Adding more residents
Lakeway City Manager Steve Jones said although the city receives a population boost with the addition of 1,600 homes—and with it, more tax revenue—it also adds costs to city services. Jones said that the influx of people could increase the local sales tax figures, however.
"[The increase in homes] will also add the need for more services such as police and maintenance," Jones said. "The taxes are set to cover the city's expenses for those things. The large number of people, however, will call for more retail and could be the push H-E-B was waiting for to build a store at Hwy. 71 near Serene Hills."
Jones said that H-E-B was waiting for more homes, and the 1,600 homes to be added in Rough Hollow, along with the development of Serene Hills and Sweetwater subdivisions, could prompt the grocery chain to build.
"The growth is incredible," Jones said. "We haven't seen this kind of activity since 2007."
H-E-B was not available for comment at press time.
Part of the innovation Brook refers to is the next-generation home plan being offered by Village Builders. The plan contains what is commonly referred to as a 'mother-in-law-suite,' an addition to a home that has a full bathroom, kitchen and private access.
"Anything that is trending and makes sense for the long term, we will try to incorporate in our neighborhoods," Brook said.
Brook also said that some of the neighborhoods will be connected with greenbelt trails, allowing quicker access between neighborhoods on foot.
With the number of homes in Rough Hollow expected to multiply sixfold during the next few years, traffic is always a concern. Steiner Ranch, the only project in recent memory to which Brook could compare Rough Hollow, encountered a number of problems with traffic volume and too few entrances.
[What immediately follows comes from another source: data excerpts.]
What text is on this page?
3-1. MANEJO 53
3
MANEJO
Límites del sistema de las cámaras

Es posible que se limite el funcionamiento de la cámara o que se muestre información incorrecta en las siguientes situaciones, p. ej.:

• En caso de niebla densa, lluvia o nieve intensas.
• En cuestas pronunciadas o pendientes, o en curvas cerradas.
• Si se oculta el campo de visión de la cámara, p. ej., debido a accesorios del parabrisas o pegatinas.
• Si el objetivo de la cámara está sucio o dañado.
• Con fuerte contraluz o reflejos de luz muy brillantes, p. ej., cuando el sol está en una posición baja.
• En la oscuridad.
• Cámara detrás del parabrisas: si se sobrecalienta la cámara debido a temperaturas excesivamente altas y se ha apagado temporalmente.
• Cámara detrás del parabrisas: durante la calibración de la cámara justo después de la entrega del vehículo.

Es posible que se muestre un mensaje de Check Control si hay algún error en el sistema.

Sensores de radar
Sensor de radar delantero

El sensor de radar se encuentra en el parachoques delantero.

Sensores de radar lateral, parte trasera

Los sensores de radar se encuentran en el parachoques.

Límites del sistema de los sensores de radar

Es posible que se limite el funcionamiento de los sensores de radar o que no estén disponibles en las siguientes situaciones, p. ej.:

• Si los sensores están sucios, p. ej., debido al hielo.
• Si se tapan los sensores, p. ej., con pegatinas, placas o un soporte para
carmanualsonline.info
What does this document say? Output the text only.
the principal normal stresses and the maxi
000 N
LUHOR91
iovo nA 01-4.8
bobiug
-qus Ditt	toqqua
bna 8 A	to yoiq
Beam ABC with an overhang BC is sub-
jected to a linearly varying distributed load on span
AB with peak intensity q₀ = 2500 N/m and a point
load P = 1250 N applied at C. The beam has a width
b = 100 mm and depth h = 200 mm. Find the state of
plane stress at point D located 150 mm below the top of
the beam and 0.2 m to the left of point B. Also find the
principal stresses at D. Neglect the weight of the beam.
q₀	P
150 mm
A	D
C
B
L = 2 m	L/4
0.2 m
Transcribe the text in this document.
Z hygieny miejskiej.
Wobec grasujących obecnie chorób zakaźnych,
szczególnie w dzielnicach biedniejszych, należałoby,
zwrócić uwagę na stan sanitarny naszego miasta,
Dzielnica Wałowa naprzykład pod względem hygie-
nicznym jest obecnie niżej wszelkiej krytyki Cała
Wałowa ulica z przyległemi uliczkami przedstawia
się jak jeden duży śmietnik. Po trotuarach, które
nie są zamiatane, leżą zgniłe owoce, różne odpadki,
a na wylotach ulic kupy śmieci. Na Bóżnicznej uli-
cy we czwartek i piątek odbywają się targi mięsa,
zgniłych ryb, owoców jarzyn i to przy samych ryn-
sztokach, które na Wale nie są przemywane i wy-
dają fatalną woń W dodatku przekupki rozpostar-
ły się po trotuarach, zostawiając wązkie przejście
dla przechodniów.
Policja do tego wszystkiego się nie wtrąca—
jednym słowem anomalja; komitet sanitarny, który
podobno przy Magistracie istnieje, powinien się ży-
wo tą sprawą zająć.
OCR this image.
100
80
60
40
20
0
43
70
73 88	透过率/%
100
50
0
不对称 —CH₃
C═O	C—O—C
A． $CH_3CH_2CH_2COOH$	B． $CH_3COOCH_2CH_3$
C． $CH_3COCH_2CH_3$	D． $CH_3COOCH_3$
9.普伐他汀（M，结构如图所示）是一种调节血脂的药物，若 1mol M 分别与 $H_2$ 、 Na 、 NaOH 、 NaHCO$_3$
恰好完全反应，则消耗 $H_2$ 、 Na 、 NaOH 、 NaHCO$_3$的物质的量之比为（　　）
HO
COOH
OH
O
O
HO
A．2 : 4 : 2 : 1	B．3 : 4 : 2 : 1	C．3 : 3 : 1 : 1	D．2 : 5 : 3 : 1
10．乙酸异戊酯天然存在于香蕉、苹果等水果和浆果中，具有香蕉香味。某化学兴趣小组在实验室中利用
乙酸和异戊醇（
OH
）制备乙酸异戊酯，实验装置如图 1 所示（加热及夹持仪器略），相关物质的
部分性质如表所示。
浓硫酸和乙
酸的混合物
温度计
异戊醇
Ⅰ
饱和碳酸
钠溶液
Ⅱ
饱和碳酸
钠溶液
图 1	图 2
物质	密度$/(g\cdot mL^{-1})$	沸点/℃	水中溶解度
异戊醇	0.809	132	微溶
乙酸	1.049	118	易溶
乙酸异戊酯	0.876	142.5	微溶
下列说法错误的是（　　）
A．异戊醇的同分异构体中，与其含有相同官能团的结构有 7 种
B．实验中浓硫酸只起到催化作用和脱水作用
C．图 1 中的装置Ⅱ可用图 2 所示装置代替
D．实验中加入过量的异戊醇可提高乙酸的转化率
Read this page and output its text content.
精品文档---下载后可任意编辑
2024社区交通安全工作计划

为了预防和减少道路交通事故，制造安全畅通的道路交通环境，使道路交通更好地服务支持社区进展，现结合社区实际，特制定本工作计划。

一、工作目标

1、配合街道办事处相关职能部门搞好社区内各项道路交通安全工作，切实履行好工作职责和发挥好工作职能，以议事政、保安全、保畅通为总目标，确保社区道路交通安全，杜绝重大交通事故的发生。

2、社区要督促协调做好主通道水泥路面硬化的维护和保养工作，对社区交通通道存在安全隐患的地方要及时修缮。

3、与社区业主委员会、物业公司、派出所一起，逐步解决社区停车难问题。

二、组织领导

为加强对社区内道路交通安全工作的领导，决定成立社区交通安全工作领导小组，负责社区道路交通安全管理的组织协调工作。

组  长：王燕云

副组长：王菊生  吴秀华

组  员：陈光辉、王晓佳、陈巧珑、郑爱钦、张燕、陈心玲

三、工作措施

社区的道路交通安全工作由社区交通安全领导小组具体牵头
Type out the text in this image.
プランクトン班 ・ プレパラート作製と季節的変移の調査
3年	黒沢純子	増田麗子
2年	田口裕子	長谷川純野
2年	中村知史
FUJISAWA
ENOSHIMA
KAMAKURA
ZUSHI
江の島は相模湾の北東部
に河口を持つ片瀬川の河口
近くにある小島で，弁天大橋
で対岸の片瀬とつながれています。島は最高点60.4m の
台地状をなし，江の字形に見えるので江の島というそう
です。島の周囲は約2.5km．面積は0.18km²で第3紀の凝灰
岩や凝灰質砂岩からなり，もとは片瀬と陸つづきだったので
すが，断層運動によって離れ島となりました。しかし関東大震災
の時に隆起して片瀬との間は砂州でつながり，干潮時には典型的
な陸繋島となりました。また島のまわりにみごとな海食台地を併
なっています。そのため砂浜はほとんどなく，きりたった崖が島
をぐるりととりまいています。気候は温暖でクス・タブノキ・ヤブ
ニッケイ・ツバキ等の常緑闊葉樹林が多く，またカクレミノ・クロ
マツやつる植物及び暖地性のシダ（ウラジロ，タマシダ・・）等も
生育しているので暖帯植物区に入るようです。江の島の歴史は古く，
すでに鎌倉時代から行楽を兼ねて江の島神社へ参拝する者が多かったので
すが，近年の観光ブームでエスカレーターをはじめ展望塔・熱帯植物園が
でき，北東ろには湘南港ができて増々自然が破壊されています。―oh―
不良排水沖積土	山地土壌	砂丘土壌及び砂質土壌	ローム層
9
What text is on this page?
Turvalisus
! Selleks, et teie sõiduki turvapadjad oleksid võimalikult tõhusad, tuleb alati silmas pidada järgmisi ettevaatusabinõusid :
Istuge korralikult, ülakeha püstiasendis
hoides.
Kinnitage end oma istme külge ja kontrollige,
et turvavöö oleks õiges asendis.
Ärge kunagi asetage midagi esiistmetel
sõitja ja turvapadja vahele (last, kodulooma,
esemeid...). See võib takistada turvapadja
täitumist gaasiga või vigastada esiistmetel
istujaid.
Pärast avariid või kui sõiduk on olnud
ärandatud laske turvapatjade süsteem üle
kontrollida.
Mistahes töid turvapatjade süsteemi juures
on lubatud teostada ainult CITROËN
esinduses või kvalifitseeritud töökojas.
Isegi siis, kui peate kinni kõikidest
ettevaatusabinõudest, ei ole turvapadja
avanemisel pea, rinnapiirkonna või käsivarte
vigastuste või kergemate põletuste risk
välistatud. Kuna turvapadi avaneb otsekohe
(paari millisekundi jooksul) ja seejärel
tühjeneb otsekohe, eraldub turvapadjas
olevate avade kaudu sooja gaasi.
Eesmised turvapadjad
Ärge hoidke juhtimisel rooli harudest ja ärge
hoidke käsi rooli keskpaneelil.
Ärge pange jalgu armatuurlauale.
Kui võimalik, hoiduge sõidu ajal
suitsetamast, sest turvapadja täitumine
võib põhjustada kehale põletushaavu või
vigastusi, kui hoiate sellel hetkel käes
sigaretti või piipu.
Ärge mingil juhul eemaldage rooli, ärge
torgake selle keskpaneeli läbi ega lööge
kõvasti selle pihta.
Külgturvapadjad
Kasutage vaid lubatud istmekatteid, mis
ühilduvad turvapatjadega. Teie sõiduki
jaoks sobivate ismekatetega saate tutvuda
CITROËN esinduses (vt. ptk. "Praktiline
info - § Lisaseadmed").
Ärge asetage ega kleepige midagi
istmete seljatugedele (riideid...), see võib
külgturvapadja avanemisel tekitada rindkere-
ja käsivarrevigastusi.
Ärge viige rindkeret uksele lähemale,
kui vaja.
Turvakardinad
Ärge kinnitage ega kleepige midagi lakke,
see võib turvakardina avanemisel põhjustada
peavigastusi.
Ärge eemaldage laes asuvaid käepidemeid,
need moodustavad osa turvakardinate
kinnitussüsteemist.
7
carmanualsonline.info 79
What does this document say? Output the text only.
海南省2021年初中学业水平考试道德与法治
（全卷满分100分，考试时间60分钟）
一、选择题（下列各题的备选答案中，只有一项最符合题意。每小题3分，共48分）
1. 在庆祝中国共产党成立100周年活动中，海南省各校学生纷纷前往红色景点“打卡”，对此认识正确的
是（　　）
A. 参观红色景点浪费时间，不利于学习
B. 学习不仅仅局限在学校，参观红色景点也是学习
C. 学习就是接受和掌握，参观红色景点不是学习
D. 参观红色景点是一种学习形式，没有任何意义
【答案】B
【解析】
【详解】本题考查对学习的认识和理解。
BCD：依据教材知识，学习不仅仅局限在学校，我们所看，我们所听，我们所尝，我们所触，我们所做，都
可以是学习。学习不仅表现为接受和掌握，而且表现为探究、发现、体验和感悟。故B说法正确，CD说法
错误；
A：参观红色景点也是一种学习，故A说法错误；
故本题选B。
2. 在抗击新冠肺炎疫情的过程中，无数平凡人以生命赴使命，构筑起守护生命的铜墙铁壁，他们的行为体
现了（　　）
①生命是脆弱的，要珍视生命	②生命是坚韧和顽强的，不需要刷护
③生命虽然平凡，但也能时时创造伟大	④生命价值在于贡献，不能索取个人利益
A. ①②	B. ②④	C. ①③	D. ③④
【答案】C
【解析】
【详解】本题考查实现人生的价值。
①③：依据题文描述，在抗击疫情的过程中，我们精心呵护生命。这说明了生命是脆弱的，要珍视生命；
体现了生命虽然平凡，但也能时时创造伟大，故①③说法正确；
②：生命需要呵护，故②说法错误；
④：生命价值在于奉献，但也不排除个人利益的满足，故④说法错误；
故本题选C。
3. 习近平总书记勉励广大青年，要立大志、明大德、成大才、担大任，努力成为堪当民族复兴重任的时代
"Steiner Ranch was the last project of this magnitude," Brook said. "We are hoping that there aren't the same traffic concerns about Rough Hollow, but the difference is there are three ways in and out of Rough Hollow, not just the two like in Steiner."
Jones said that the plan is for the developers to widen Highlands Boulevard to four lanes as building increases. The next section should be complete in about a year, he said, and the plan is ultimately to have four lanes all the way to Bee Creek Road from Lakeway Boulevard.
Additionally, Travis County plans to widen Bee Creek Road to four lanes before the new Lake Travis ISD middle school opens.
"There should be plenty of room for traffic all the way to Hwy. 71," Jones said.